A vision of Claire smiling at him glided into the room through the front door. “Claire …” He smiled and reached for her.

The vision faded, and he found himself staring into emptiness, left behind once again, but he and Claire would be reunited soon. Once his tasks were finished and justice had been served, he would join Claire, and nothing, not even death, would tear them apart.

Alex dodged an outbound eighteen-wheeler and swerved around a stationary minivan to pull into an open space in front of Maggie’s Place. Her encounter with Varik had left her in a foul mood and in desperate need of coffee and food. The truck-stop diner wasn’t the best place for either, but it was the closest to Crimson Swan.

She sat for a moment behind the wheel of her Grand Cherokee trying to compose herself. Her temples throbbed with every heartbeat. She ripped her sunglasses off and tossed them on the seat beside her. “Damn it,” she mumbled, grinding her fingers into her closed eyes. “Damn
him.

Varik had always been able to push her buttons, but she’d thought that she’d left him in the past, where he could no longer hurt her. Time hadn’t completely erased her feelings. She’d suppressed them, denied their existence, but seeing him had brought on a rush of memories.

One now drifted up from her subconscious, a brief image of Varik. His eyes were the color of molten gold. Blood covered the front of his shirt and hands.

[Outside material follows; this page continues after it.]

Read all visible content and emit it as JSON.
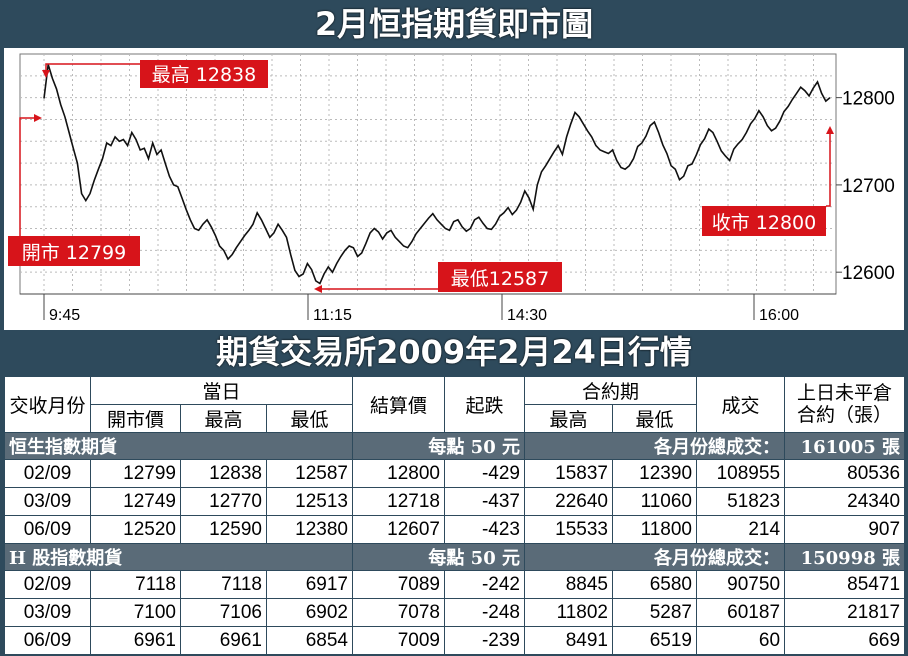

“Get a grip, Alex,” she whispered, fingering her scar. She couldn’t afford to show weakness with Varik in
town. His assurances that he was there to help meant nothing. Damian had reinstated him. She knew how the Bureau worked. By sending her former mentor to aid her without warning, they showed a lack of confidence in her abilities.

A new surge of determination to see the case through to the end filled her. “Fuck ’em,” she said to her reflection in the rearview mirror. Her normally pale cheeks were flushed and her eyes were bloodshot, but at least they’d returned to a normal color. Her hair didn’t look too bad, a little mussed from the wind but presentable. Varik’s sudden appearance may have unnerved her, but that didn’t mean she had to let it show.

Her stomach growled in protest of her delay. With a heavy sigh, she opened the Jeep’s door.

Interstate traffic whizzed by on the nearby overpass. Big rigs and family vehicles were a constant stream through the combination diner and gas station. Parents yelled at their children to avoid the moving cars. Men gathered around the tailgates of their pickups, watched the commotion with feigned disinterest, and commented on the weather. The steady rumble of idling eighteen-wheelers mingled with the noise of interstate traffic and vibrated the ground beneath Alex’s feet.

A car horn blared in the distance. She looked to the interstate in time to see a sedan accelerating around a red pickup that had pulled to the shoulder on-ramp. Even small towns had bad drivers. She shook her head and entered the diner.

The mismatched tables and chairs and tattered Naugahyde booths of Maggie’s Place were a dramatic
contrast to the unblemished environment of Crimson Swan. Backless stools bolted to the floor in front of a chipped Formica counter and facing the open grill showed the same amount of wear as the booths. The dingy and cracked laminate flooring had pulled away from the concrete slab beneath some of the tables. A clock and two unframed and faded posters of Elvis Presley and Hank Williams Jr. added little cheer to the poorly painted green walls.